HI, I also noticed this in the first round, and I trimmed all speech samples with trim_threshold_in_db=20, but the synthesized speech is still random when training step < 80k.

Note that the synthesized speech sounds stable after 80k in my experiments.

dathudeptrai commented 3 years ago

@ttslr Hi, seems you are an expert in this field :D. I saw you have a lot of papers about TTS :D

ttslr commented 3 years ago

@ttslr Hi, seems you are an expert in this field :D. I saw you have a lot of papers about TTS :D

Thank you! I'm just an ordinary TTS researcher. :) 😄

samuel-lunii commented 3 years ago

@dathudeptrai @ttslr

an update : I trained Tacotron2 with the correctly trimmed dataset up to 86k, and still get babbling speech, even with sentences copied from the training set as input.

My guess is that it may come from the multi-GPU training : the maximal length of the sentences in my dataset is 20s, with a sample rate of 22.05 kHz, which does not allow me to train on a single GPU without OOM.

LJSpeech maximal duration is about 10s, so I was able to train it on a single GPU. I will try to reduce the maximal length of my dataset to 10s in order to train it on single GPU, and I will let you know ! :)

samuel-lunii commented 3 years ago

@dathudeptrai @ZDisket @ttslr

Thank you all for your help ! :) So the problem came from multi-GPU training. Single-GPU training gave much better results ! I still get a few prononciation mistakes at 92k, but it might be because I only used 20 hours of speech.

Any idea of what happens during multi-GPU training ? Is the content of each sentence shuffled by accident across the GPUs, which would make the model learn incorrect speech ?

dathudeptrai commented 3 years ago

@dathudeptrai @ZDisket @ttslr

Thank you all for your help ! :) So the problem came from multi-GPU training. Single-GPU training gave much better results ! I still get a few prononciation mistakes at 92k, but it might be because I only used 20 hours of speech.

Any idea of what happens during multi-GPU training ? Is the content of each sentence shuffled by accident across the GPUs, which would make the model learn incorrect speech ?

Good to know that it now worked :D. Can you share a tensorboard of multi-gpu training and single-gpu training ?, it should not be a problem :(. I tried multi-gpu many times and it's still ok, i think the problem is about a global_batch_size. I think global_batch_size should in range(32,64) for tacotron training Tacotron2.

samuel-lunii commented 3 years ago

Multi-GPU : image

Single-GPU : image

Mmmh... I changed batch_size to 8 in the conf file because I used 4 GPUs.
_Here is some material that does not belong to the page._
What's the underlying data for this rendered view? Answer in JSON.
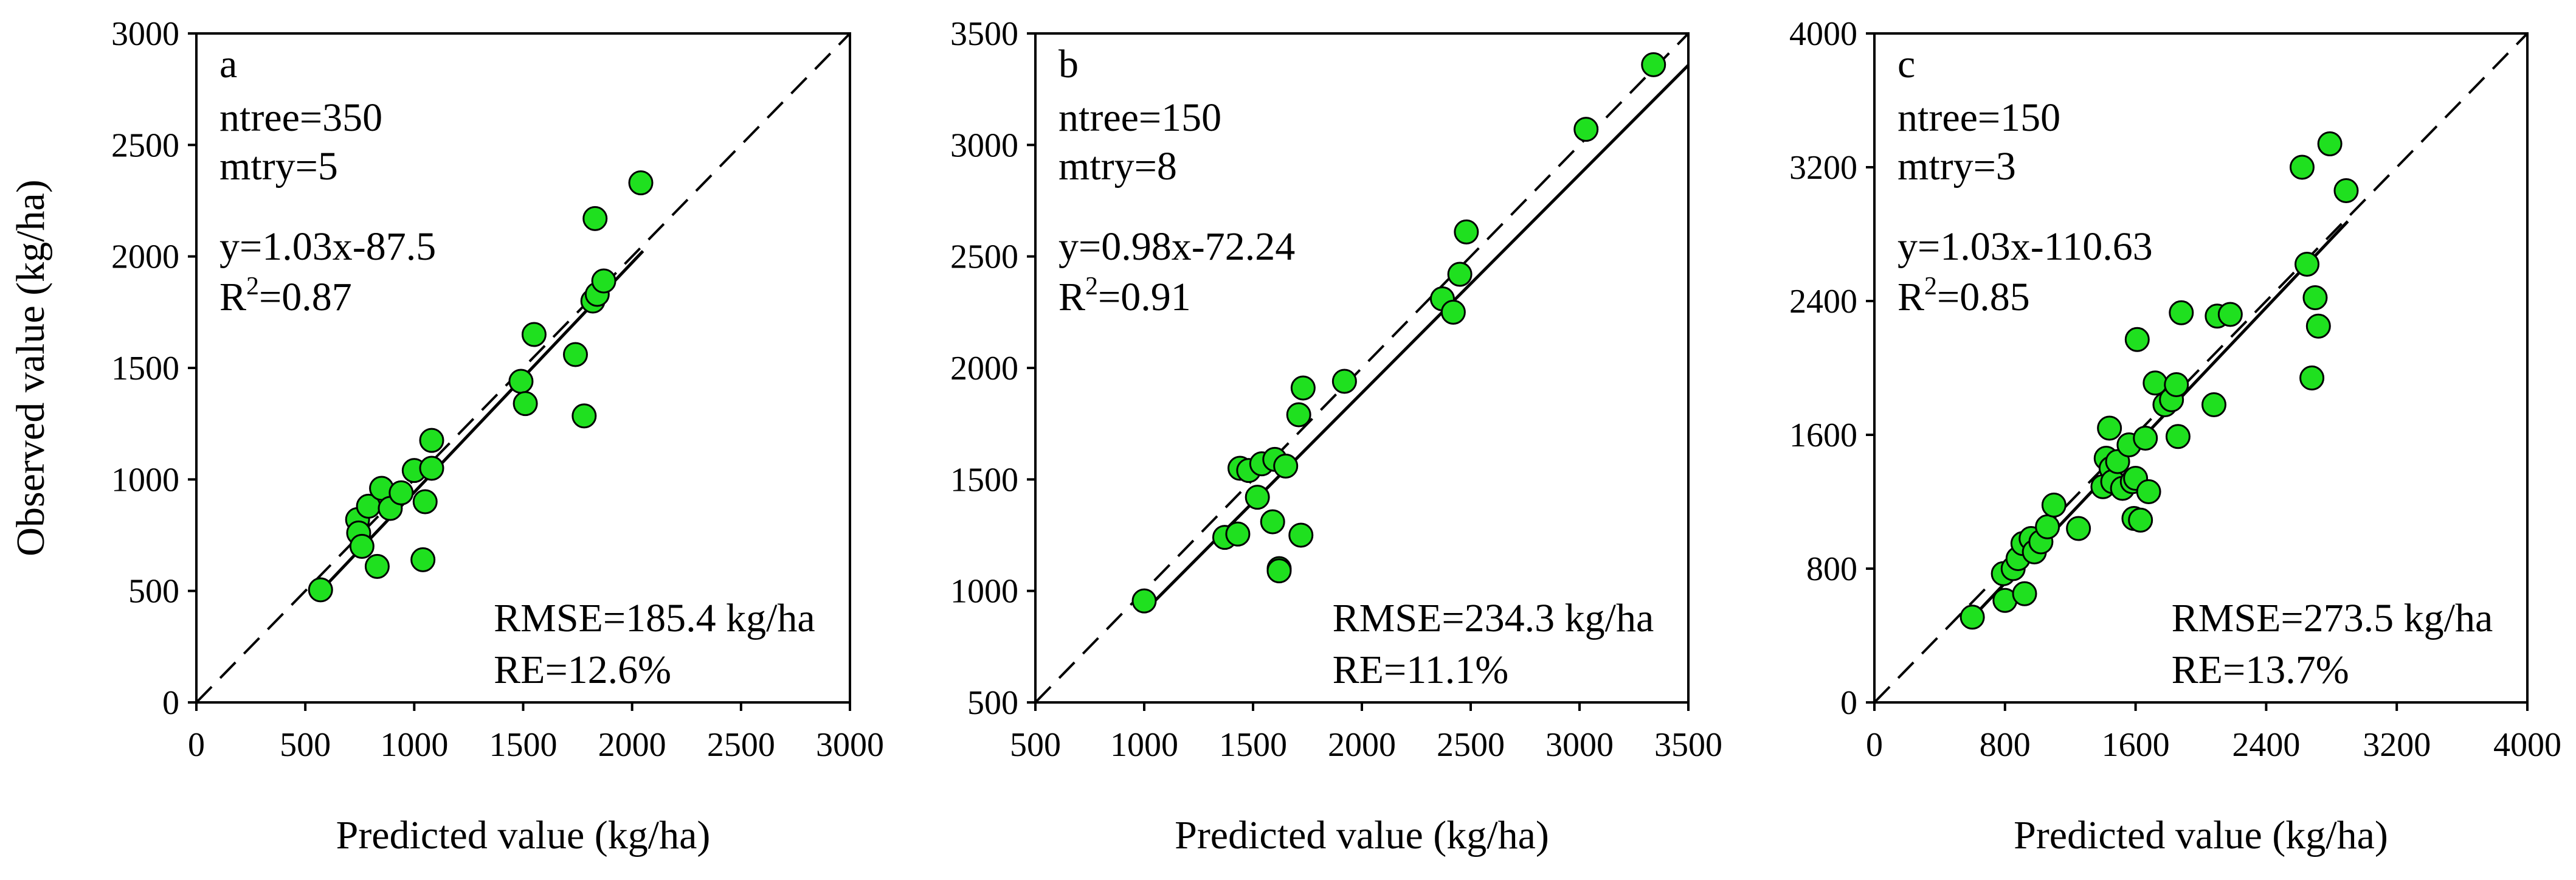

This should give global_batch_size = 32, according to this calculation in base_trainer.py

dathudeptrai commented 3 years ago

@samuel-lunii hmm, maybe you should use batch_size = 16 or 32 in each GPU. But see the loss curve, both single-gpu and multi-gpu is still valid to me :D

samuel-lunii commented 3 years ago

But see the loss curve, both single-gpu and multi-gpu is still valid to me :D

I know ! Strange isn't it ? :)

@samuel-lunii hmm, maybe you should use batch_size = 16 or 32 in each GPU.

Yes, maybe... I think I already have good enough results with 1 GPU, so I will close the issue for now. I will let you know if I switch back to multi-GPU training.

dathudeptrai commented 3 years ago

@samuel-lunii pls consider to contribute french model if you can :D

samuel-lunii commented 3 years ago

@samuel-lunii pls consider to contribute french model if you can :D

Of course ! I already sent you an e-mail about that.